When we started automating tests for Firefox OS, we knew that we could do a lot with automated testing on phone emulators–we could run in a very similar environment to the phone, using the same low level instruction set, even do some basic operations like SMS between two emulator processes. Best of all, we could run those in the cloud, at massive scale.
But, we also knew that emulator based automation wasn’t ever going to be as complete as actually testing on real phones. For instance, you can’t simulate many basic smart phone operations: calling a number, going to voice-mail, toggling airplane mode, taking a picture, etc. So, we started trying to get phones running in automation very early with Firefox OS, almost two years ago now.
We had some of our very early Unagi phones up and running on a desk in our office. That eventually grew to a second generation of Hamachi based phones. There were a couple of core scalability problems with both of these solutions:
- No reliable way to power-cycle a phone without a human walking up to it, pulling out the battery and putting it back in
- At the time these were pre-production phones (hence the code names), and were hard to get in bulk from partners. So, we did what we could with about 10 phones that ran smoketests, correctness tests, and performance tests.

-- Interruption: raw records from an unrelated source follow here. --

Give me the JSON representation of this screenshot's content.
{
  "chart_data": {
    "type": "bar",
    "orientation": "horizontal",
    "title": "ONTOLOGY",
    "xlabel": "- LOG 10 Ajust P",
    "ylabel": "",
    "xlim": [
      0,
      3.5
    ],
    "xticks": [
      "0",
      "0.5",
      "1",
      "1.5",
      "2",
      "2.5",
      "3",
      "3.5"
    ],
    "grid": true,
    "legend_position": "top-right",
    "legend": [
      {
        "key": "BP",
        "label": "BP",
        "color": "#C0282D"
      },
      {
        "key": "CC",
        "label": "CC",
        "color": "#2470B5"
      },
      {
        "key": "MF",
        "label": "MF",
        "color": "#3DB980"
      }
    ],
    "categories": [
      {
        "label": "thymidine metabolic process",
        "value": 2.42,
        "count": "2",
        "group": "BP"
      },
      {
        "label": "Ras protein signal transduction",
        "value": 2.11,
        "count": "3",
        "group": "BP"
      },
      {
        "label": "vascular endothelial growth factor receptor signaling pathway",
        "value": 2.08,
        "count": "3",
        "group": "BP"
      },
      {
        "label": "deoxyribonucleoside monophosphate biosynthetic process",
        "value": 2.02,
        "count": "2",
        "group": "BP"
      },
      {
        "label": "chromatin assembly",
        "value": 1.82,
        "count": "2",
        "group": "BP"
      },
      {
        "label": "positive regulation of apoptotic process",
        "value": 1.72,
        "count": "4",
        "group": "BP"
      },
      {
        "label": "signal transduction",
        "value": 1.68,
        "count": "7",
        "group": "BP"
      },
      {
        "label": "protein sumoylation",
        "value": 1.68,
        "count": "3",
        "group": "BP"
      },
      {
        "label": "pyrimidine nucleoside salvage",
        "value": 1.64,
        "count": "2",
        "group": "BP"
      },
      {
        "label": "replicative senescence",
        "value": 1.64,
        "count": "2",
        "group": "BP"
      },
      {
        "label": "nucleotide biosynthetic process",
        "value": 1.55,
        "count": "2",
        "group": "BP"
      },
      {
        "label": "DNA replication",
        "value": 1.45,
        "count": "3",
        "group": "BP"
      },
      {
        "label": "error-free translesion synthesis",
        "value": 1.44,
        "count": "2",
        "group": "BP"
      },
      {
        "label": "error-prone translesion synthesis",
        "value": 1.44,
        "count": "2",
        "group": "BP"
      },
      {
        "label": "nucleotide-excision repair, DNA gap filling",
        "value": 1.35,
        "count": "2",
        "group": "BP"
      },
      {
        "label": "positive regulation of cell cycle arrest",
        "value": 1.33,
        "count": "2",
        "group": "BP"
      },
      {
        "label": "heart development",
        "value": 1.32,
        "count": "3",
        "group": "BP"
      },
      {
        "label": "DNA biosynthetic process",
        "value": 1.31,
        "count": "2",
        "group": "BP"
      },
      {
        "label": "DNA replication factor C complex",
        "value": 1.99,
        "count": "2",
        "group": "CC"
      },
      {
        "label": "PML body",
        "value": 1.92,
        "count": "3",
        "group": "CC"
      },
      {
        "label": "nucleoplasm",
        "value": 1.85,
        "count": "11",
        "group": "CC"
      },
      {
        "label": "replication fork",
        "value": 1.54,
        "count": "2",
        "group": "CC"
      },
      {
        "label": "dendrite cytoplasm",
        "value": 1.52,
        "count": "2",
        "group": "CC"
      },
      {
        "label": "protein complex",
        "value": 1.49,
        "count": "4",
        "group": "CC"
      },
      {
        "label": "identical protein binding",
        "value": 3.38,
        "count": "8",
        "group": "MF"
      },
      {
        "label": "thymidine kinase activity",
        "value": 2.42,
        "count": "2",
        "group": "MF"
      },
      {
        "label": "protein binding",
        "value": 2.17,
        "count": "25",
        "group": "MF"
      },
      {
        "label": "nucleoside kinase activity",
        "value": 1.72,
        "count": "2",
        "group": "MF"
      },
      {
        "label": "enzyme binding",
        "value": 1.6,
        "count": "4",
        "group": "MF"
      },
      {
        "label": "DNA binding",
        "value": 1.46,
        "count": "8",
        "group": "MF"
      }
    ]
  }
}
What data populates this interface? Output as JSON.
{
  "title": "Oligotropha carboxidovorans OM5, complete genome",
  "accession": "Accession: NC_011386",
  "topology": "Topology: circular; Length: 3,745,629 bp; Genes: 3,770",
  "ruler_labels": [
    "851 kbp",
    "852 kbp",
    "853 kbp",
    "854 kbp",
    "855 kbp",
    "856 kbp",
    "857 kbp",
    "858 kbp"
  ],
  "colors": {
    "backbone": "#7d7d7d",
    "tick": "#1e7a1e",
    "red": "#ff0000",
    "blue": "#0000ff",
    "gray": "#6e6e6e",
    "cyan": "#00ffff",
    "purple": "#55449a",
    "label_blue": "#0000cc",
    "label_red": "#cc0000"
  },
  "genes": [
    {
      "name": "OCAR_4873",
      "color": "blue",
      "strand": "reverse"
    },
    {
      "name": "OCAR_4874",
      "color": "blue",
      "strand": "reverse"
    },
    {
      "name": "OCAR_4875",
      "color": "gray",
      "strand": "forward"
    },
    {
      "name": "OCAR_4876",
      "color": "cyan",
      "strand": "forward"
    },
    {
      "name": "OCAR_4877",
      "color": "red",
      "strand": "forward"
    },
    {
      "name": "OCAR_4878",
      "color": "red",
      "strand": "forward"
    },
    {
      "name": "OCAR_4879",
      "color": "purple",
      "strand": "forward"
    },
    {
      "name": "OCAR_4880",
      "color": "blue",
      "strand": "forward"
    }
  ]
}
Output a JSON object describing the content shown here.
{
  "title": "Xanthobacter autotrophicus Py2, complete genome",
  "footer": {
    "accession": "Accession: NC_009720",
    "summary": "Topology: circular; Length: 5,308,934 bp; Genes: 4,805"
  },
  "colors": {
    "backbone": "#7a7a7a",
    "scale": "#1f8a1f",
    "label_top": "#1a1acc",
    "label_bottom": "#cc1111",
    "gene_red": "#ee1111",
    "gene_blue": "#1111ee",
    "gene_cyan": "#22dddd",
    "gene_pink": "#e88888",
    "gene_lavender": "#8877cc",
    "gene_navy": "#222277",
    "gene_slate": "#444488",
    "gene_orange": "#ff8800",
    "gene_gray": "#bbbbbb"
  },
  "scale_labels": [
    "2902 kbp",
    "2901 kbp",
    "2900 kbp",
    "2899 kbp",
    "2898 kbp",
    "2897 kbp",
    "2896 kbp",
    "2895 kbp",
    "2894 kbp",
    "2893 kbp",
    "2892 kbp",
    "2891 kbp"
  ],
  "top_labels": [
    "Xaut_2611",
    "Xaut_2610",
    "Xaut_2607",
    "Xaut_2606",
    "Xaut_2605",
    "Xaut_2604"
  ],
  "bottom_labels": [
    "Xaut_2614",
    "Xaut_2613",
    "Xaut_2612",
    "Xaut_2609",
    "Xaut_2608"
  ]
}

- All of the automation jobs and results had to be tracked by hand. And status had to be emailed to developers — there was no way to get these reporting to our main automation dashboard, TBPL.
- Because we couldn’t report status to TBPL, maintaining the system and filing bugs when tests failed had to be done entirely by a dedicated set of 4 QA folk–not a scalable option, to say the least.
Because of points 1 and 2, we were unable to truly scale the number of devices. We only had one person in Mountain View, and what we had thought of as a part time job of pulling phone batteries soon became his full time job. We needed a better solution to increase the number of devices while we worked in parallel to create a better dashboard for our automation that would allow a system like this to easily plug in and report its results.
The Flame reference device solved that first problem. Now, we had a phone whose hardware we could depend on, and Jon Hylands was able to create a custom battery harnesses for it so that we could instruct our scripts to automatically detect dead phones and remotely power cycle them (and in the future, monitor power consumption). Because we (Mozilla) commissioned the Flame phone ourselves, there were no partner related issues with obtaining pre-production devices–we could easily get as many as we needed. After doing some math to understand our capacity needs, we got 40 phones to seed our prototype lab to support per-push automation.
As I mentioned, we were solving the dashboard problem in parallel, and that has now been deployed in the form of Treeherder, which will be the replacement for TBPL. That solves point 3. All that now remains is point 4. We have been hard at work on crafting a unified harness to run the Gaia Javascript tests on device which will also allow us to run the older, existing python tests as well until they can be converted. This gives us the most flexibility and allows us to take advantage of all the automation goodies in the existing python harness–like crash detection, JSON structured logging, etc. Once it is complete, we will be able to run a smaller set of the same tests the developers run locally per each push to b2g-inbound on these Flame devices in our lab. This means that when something breaks, it will break tests that are well known, in a well understood environment, and we can work alongside the developers to understand what broke and why. By enabling the developers and QA to work alongside one another, we eliminate the scaling problem in point 4.
It’s been a very long road to get from zero to where we are today. You can see the early pictures of the “phones on a desk” rack and pictures of the first 20 Flames from Stephen’s presentation he gave earlier this month.
A number of teams helped get us to this point, and it could not have been done without the cooperation among them: the A*Team, the Firefox OS Performance team, the QA team, and the Gaia team all helped get us to where we are today. You can see the per-push tests showing up on the Treeherder Staging site as we ensure we can meet the stability and load requirements necessary for running in production.
Last week, James Lal and his new team inherited this project. They are working hard to push the last pieces to completion as well as expanding it even further. And so, even though Firefox OS has had real phone automation for years, that system is now coming into its own. The real-phone automation will finally be extremely visible and easily actionable for all developers, which is a huge win for everyone involved.